Oui,  enfin des éléments (le discours de Calais sur l’immigration et l’arrêt  de NDDL) qui prouvent surtout que le macronisme n’est pas encore tout à fait abouti. Dans les 2 cas, on est frappé par l’absence de sens  (sens, direction et sens signification). Sur ces sujets le président  aurait très bien pu prendre des décisions inverses sans se déjuger. Ce  sont simplement des choix frappés au coin du pragmatisme. Quand Nicolas Sarkozy agissait sur l’immigration, il y  mettait de l’idéologie, en liant ce sujet à celui de l’identité.  Emmanuel Macron, lui, dit simplement qu’on ne peut pas accueillir tout  le monde. Son action ne nous dit pas si, pour lui, la société française devrait préserver son identité traditionnelle ou s’il  est favorable à une société multiculturelle ou métissée. On ne sait pas…  Sur NDDL, c’est sans doute la solution la plus sage qui a été choisie.  Mais derrière ce choix, aucune prétention idéologique. Le couple exécutif ne dit pas, par exemple, que l’arrêt de  NDDL est cohérent avec l’idée de la transition énergétique. Ce n’est  pas, pour eux, une décision écologique, juste pratique. C’est frappant  –et révélateur de la volonté de sortir de la crise de l’impuissance publique - comme le gouvernement cherche à faire  reconnaitre sa valeur non pas sur le sens de son action mais sur le fait  qu’il agit. Ce mot « pragmatisme » a une teinte positive parce qu’il  dit que la décision est prise pour son efficacité opérationnelle, pas pour aller vers un quelconque idéal. Il y a un effet  en contraste valorisant avec les impressions de bougisme sarkozyste et  de «stagnisme» hollandais, 2 présidents partisans, qui donnaient du sens  à leur action, mais qui étaient impuissants.
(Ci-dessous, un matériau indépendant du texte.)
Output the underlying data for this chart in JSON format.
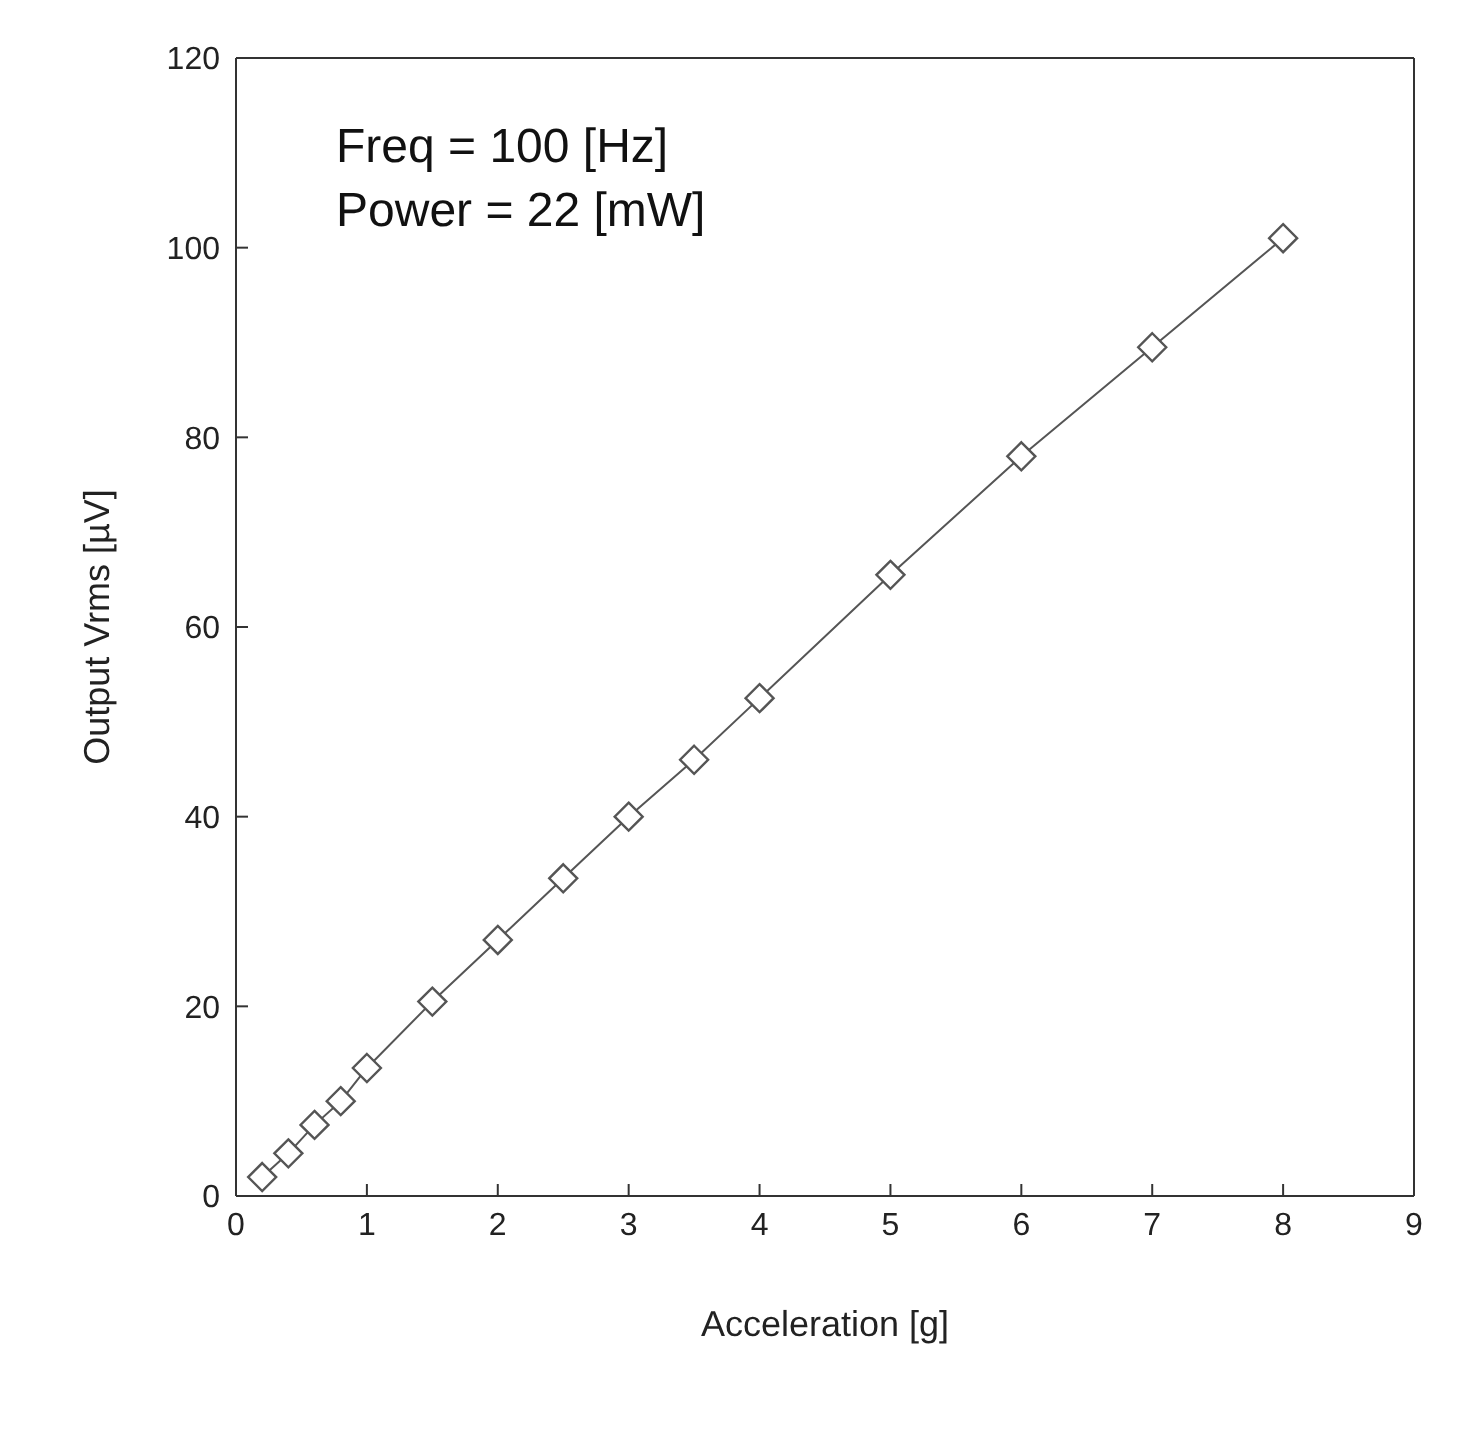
{
  "chart_data": {
    "type": "line",
    "xlabel": "Acceleration [g]",
    "ylabel": "Output Vrms [µV]",
    "annotations": [
      "Freq = 100 [Hz]",
      "Power = 22 [mW]"
    ],
    "x": [
      0.2,
      0.4,
      0.6,
      0.8,
      1,
      1.5,
      2,
      2.5,
      3,
      3.5,
      4,
      5,
      6,
      7,
      8
    ],
    "series": [
      {
        "color": "#555555",
        "values": [
          2,
          4.5,
          7.5,
          10,
          13.5,
          20.5,
          27,
          33.5,
          40,
          46,
          52.5,
          65.5,
          78,
          89.5,
          101
        ]
      }
    ],
    "xlim": [
      0,
      9
    ],
    "xticks": [
      0,
      1,
      2,
      3,
      4,
      5,
      6,
      7,
      8,
      9
    ],
    "ylim": [
      0,
      120
    ],
    "yticks": [
      0,
      20,
      40,
      60,
      80,
      100,
      120
    ],
    "marker": "diamond",
    "line_style": "solid"
  }
}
La capacité à agir est survalorisée par le gouvernement… 

Exagérée, diriez-vous ? 

Parfois…Sur  NDDL, Edouard Philippe se vante d’agir là où les autres avaient  prudemment attendu. Soit, mais il en était juridiquement obligé puisque l’utilité publique courait 10 ans et nous arrivions au bout.  Même François Hollande… et même Henri Queuille, l’auteur de «il n’y a aucun problème dont une absence de solution ne finisse par venir à bout»  , aurait pris une décision tranchée en ce mois de janvier. Mais,  globalement, cette majorité semble agir sans entraves ni tabous. Au fond, tout se passe comme si la politique française, faite  d’affrontements idéologiques et symboliques permanents,  avait besoin  d’un moment d’action purement pragmatique sur les questions de société  et les sujets régaliens. Tant qu’Emmanuel Macron ne nous a pas montré quel est le sens profond de son action (des précisions sur  l’écologie, sur la laïcité, entre autres), le macronisme apparaitra  comme un moment d’action pragmatique mais de repos politique,  résultat d’une  grande lassitude de nos traditionnels affrontements conceptuels,  abstraits, qui ne généraient plus que de l’agressivité, du conflit  autobloquant et des débats détachés de la réalité de nos vies. Alors,  pragmatique (le terme est d’ailleurs revendiqué), c’est déjà pas mal. Mais on peut douter que le président se contente de  ce rôle idéologiquement émollient… Il va quand même falloir un jour  définir quel est le but, le sens, de tout ce pragmatisme.